あの春、君と出逢ったこと
白い天井、独特の薬の匂いに顔をしかめながらも、大人しくフロアのソファーに座って待つ。
この前煌君にばれそうだった事もあり、自分が悪くなっていくのを感じて、自らここに足を運んだ。
……絶対、ありえないと思ってたのに。
こんな所に自分から来るなんて。
『夏川さん。夏川栞莉さん』
名前を呼ばれ立ち上がり、毎回違う看護師に案内されていつもの診察室に入る。
診察室のドアを開けると、私が自分から来たことに少し驚いた様子のおじさんが、カルテに視線を移して、険しい表情を浮かべた。

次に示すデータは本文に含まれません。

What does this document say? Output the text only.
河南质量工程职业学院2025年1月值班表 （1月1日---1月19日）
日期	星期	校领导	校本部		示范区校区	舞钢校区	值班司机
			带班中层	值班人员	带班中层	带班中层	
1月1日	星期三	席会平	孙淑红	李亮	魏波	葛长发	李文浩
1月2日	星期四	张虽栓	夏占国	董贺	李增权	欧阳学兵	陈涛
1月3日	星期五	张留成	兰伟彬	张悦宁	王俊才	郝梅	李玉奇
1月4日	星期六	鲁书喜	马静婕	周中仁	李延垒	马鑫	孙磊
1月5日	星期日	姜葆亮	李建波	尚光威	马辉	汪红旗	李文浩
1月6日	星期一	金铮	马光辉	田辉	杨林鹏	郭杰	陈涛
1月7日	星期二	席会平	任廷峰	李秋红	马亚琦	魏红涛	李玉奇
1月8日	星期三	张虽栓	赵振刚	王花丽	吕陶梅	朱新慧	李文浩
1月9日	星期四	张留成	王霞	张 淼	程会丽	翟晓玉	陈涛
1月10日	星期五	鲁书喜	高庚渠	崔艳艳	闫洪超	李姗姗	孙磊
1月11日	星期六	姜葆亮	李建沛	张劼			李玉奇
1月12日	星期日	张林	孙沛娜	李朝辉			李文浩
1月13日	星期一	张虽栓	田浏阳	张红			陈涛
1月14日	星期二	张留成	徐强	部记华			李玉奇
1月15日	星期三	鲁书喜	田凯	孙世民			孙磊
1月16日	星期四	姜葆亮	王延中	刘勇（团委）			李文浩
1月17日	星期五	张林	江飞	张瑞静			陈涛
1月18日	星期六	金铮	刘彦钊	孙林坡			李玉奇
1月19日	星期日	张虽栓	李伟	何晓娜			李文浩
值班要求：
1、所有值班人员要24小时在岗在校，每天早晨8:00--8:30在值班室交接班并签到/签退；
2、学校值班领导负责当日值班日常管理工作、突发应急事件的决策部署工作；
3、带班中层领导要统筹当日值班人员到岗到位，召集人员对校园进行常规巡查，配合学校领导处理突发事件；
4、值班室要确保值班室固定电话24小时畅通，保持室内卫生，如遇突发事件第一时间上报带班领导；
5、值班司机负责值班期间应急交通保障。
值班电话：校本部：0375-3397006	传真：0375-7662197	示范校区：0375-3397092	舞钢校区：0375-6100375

看護師が退出し、私が椅子に座ると、私の方を見たおじさんが、重々しく口を開く。
『……自分から来たということは、そういう事なんだよな⁇』
そういう事。
つまり、自分でもわかるほど危険な状態だという事。
病院嫌いで、頑なに来る事を嫌っていた私が自分から病院に足を運んだ事で、おじさんはそう感じ取ったらしい。
そんなおじさんの言葉に否定せず、少し頷いてみせる。
『入院はしないのか?』
私を見て真剣にそう言ったおじさんに、今度は首を横に振って否定を表す。
『入院はしない。
今、本当に楽しいんだよ‼︎』
明るくそう言って笑うと、納得しづらそうに叔父さんが頷いた。
『その代わり、薬は1つ増えるからな』
新しい薬を私に見せてきた叔父さんに頷いて、薬を受け取る。
『また来るね』
『できるだけ、多くな』
そう言った叔父さんに、曖昧に笑え返して、薬を片手に診察室を出る。
……できるだけ多く、か。
叔父さんのカルテを見る表情は、明らかに前回よりも曇っていたし。
何よりも、最近こける事や滑舌が悪くなっている事が証拠で。
私の病状は、良くはないんだと思う。